パッケージ開発orスクラッチ開発を選ぶ際のポイント

パッケージ開発とスクラッチ開発のうち、自社に適した開発手法がどちらなのかを判断するポイントについて解説します。

要求定義を明確にする

パッケージシステム開発とスクラッチ開発にはそれぞれ向き・不向きがあるため、どちらが適しているのかを判断するには、システムに求める機能や目的を明確にすることが大切です。たとえば既製品のパッケージ製品だと要求定義を満たせない、または変更できない業務フローがある場合は、開発の自由度が高いスクラッチ開発が適しています。
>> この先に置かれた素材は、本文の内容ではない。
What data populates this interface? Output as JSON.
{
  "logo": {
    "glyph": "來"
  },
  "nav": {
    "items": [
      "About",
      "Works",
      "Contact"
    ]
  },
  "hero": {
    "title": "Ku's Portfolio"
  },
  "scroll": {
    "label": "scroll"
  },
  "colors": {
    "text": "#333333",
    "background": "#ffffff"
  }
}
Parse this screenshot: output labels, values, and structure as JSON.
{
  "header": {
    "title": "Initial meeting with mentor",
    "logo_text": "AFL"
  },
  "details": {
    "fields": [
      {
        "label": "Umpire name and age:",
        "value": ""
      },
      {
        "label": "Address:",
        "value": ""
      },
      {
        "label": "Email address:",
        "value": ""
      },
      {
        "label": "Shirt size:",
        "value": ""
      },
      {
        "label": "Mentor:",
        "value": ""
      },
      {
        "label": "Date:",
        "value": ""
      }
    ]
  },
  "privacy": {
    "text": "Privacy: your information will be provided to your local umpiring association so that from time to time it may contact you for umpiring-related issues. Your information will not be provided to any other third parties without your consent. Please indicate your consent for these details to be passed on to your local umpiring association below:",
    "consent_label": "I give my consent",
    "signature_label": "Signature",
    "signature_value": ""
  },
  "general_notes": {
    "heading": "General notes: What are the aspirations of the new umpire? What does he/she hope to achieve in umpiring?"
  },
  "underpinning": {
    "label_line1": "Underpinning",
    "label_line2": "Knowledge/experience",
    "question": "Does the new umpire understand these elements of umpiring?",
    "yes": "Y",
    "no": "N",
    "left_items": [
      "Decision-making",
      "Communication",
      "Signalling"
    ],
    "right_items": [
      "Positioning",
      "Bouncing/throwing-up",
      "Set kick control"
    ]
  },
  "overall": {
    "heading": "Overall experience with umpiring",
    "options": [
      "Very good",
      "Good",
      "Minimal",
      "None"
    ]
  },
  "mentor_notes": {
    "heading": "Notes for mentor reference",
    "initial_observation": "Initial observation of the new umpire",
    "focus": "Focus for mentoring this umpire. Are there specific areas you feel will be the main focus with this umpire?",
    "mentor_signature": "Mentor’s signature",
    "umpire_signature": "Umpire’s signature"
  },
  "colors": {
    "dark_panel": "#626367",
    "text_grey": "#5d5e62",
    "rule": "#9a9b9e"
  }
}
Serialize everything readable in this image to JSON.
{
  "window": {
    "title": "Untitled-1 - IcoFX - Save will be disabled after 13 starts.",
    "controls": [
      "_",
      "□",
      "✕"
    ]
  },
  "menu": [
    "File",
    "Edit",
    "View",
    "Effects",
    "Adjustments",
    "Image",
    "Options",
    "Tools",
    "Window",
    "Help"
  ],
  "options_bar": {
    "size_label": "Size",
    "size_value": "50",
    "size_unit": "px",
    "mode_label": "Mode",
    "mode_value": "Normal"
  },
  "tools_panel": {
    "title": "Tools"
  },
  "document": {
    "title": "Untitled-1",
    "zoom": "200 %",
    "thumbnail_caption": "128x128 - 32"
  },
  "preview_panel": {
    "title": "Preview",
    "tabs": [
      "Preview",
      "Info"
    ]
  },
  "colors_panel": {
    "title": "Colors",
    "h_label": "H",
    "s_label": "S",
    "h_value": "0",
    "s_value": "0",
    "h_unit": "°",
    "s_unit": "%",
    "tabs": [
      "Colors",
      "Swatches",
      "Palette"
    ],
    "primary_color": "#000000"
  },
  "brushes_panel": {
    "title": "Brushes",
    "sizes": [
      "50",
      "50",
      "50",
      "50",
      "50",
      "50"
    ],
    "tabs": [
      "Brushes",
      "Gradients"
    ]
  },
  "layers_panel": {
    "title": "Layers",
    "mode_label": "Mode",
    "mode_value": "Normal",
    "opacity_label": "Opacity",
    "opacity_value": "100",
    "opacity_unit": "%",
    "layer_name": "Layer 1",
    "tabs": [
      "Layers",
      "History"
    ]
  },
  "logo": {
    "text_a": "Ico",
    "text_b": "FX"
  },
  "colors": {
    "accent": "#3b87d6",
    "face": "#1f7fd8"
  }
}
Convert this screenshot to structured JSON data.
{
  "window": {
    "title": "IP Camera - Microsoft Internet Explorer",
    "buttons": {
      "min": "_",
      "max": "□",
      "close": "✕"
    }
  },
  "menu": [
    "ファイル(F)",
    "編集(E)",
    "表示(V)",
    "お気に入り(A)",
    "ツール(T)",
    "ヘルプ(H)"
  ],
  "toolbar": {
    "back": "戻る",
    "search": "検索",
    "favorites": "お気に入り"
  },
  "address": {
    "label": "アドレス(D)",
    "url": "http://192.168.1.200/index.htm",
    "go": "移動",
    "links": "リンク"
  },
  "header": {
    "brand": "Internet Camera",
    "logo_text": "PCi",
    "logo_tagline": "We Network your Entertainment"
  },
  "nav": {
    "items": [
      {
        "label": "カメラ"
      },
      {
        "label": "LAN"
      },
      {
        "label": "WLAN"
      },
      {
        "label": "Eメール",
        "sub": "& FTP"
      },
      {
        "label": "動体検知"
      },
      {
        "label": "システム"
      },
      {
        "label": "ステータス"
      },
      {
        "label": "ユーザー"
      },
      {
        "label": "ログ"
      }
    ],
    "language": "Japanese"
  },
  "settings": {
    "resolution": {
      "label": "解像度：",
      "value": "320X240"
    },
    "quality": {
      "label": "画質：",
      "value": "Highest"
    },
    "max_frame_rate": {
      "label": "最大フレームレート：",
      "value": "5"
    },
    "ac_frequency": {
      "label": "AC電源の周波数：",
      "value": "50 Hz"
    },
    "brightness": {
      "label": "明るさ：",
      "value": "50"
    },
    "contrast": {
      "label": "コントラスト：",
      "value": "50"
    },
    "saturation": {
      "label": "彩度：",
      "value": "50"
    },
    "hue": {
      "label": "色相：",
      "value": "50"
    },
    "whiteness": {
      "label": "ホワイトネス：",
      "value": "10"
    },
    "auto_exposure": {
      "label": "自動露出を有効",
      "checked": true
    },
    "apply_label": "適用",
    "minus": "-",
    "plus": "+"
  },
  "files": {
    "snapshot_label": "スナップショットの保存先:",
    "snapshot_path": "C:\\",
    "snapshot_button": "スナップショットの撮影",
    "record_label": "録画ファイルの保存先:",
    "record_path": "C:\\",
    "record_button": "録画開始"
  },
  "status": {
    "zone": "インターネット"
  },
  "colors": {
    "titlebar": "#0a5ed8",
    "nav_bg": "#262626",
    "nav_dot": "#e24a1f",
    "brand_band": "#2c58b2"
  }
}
要求定義を明確にせずにパッケージシステム開発を選んだ場合、1つのパッケージでは自社の課題を解決できず、複数のパッケージを組み合わせなければいけないことも。また、大幅なカスタマイズが必要になることもあり、結果的にスクラッチ開発よりも高額な費用が発生する可能性があるので注意しましょう。

機能要件を網羅するサービスがないか確認する

完全オーダーメイドのスクラッチ開発は、自社に合った独自性のあるシステムを構築できるのが魅力です。ただ、スクラッチ開発でないと機能要件を満たせないというわけではなく、市販されている既製品のなかに、自社が求める機能がテンプレートとして提供されている場合があります。

そういったパッケージ製品を使えばゼロからシステムを構築する手間やコストがかからないため、事前にしっかりとリサーチしておきましょう。既製品では重要な機能を満たせないという場合は、スクラッチ開発が適しています。

予算・納期を含めて判断する

システム開発には時間やコストがかかるため、予算・納期を考慮することも大切です。システムの導入によって早急に解決したい課題がある場合、開発に時間のかかるスクラッチ開発は適していません。また、予算についても、一般的にパッケージシステム開発のほうがコストを安く抑えられます。

ただし、カスタマイズの度合いによって開発期間やコストが変わってくるため、要求定義を明確にしたうえで、予算・納期を含めた総合的な観点から自社に合った開発手法を判断しましょう。